С улицы постучали. Ольга пошла к двери и отперла ее. Темноту прорезала полоса света от карманного фонаря. Поздний гость что то спрашивал шепотом, и ему шепотом же отвечали, но он этим не удовлетворился и попытался было проникнуть в комнату. Очевидно, Ольга больше не могла его удерживать и позвала Амалию, должно быть надеясь, что та, защищая покой родителей, пойдет на все, чтобы удалить посетителя. Да Амалия и сама уже спешила к выходу, отстранила Ольгу, вышла на улицу и захлопнула за собой дверь. Все это длилось один миг, она тотчас же вернулась, настолько быстро ей удалось добиться того, чего никак не могла сделать Ольга.

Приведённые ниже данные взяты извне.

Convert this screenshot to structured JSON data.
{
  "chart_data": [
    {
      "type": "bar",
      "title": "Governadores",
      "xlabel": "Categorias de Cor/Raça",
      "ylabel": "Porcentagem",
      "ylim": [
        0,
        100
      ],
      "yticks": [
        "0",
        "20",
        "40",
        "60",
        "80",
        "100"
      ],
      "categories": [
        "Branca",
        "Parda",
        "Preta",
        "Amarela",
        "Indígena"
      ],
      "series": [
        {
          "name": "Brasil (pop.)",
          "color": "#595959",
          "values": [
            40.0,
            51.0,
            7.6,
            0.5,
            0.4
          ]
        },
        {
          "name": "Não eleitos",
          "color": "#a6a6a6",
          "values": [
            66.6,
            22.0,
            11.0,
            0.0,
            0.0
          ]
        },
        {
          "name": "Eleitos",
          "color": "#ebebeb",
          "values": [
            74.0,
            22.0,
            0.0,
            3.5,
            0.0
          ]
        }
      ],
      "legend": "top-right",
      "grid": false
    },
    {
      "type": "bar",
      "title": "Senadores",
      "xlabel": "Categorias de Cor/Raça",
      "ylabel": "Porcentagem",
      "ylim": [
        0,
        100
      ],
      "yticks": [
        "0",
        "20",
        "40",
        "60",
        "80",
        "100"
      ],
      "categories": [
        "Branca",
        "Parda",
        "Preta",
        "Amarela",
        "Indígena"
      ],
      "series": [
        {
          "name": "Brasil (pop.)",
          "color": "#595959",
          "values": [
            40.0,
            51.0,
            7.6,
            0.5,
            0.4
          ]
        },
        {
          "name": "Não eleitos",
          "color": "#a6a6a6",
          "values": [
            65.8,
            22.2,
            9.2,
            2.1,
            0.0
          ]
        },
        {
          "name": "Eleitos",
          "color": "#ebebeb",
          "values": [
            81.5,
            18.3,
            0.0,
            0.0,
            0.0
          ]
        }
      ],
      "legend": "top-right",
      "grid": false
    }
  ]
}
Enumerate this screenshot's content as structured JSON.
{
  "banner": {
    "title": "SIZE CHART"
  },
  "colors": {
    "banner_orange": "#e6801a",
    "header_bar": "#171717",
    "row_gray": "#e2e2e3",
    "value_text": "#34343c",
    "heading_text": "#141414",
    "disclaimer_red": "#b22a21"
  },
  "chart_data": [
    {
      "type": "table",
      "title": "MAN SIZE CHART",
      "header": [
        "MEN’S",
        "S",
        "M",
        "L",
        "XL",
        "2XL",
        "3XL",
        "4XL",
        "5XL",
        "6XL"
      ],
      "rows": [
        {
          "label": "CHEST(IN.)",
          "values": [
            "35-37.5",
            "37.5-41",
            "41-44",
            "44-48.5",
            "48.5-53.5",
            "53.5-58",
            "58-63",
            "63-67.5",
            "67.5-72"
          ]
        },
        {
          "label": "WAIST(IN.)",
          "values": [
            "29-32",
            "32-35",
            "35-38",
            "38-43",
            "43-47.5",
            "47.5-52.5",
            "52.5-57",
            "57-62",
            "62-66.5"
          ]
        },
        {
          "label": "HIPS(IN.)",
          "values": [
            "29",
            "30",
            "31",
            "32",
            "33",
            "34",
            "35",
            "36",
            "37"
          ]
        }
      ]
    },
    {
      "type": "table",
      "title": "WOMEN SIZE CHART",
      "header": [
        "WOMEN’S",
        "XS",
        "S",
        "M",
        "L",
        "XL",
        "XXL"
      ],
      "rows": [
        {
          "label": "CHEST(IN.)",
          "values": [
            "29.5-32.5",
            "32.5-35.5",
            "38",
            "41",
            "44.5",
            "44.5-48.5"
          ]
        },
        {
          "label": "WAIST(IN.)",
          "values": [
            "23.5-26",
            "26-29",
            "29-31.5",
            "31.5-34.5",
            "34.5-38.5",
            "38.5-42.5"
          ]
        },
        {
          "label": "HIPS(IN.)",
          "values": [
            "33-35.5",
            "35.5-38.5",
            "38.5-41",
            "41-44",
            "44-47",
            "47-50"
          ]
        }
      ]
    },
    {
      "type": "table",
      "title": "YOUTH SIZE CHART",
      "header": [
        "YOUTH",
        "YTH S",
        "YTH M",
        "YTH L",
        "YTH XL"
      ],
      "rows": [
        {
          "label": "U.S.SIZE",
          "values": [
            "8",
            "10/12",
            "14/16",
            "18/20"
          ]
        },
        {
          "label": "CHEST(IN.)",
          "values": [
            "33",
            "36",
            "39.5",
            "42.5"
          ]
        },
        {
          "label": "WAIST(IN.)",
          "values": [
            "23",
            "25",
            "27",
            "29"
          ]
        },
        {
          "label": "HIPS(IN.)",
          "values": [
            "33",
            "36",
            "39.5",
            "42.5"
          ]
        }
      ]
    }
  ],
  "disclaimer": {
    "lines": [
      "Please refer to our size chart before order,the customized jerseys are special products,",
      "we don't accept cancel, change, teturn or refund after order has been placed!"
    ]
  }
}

Тут К. узнал от Ольги, что посетитель приходил к нему, это был один из его помощников, который искал его по поручению Фриды. Ольга хотела скрыть от помощника, что К. у них:

если К. захочет потом признаться Фриде, что побывал тут, пусть признается, но не надо, чтобы его тут застал помощник. К. одобрил ее. Но от предложения Ольги остаться у них ночевать и дождаться Варнаву К. отказался;

вообще то он бы и принял это предложение, уже стояла глубокая ночь, и ему казалось, что теперь он волей неволей настолько связан с этой семьей, что ночевка тут хоть и тягостна во многих отношениях, но при такой тесной связи была бы в Деревне самой подходящей для него, однако он отказался, его спугнул приход помощника;

ему было непонятно, как это Фрида, знавшая, чего он хочет, и помощники, привыкшие его бояться, теперь снова стакнулись настолько, что Фрида не постеснялась послать за ним одного из помощников, очевидно оставшись с другим. К. спросил Ольгу, нет ли у нее кнута, но кнута у нее не было, зато нашлась хорошая розга, он взял ее, потом спросил, нет ли другого выхода из дома;

в доме оказался второй выход со двора, только надо было потом перелезать через забор соседнего сада и через этот сад выйти на улицу. К. так и решил сделать. И пока Ольга провожала его через двор к забору, он торопливо пытался успокоить ее, объяснил, что вовсе на нее не сердится за все мелкие подтасовки и очень хорошо ее понимает, поблагодарил за доверие, проявленное к нему, — она это доказала своим рассказом, поручил ей, как только вернется Варнава, будь это хоть поздней ночью, сразу прислать его в школу. И хотя сообщения, переданные Варнавой, далеко не единственная его надежда — иначе ему пришлось бы туго, — но он ни в коем случае не хочет от них отказываться, но будет за них держаться и при этом не забудет и Ольгу, потому что важнее всех сообщений для него сама Ольга, ее храбрость и осмотрительность, ее ум, ее жертвенность по отношению к семье. И если бы ему пришлось выбирать между Ольгой и Амалией, он ни на миг не задумался бы. И К. еще раз сердечно пожал ей руку, перед тем как перемахнуть через соседский забор.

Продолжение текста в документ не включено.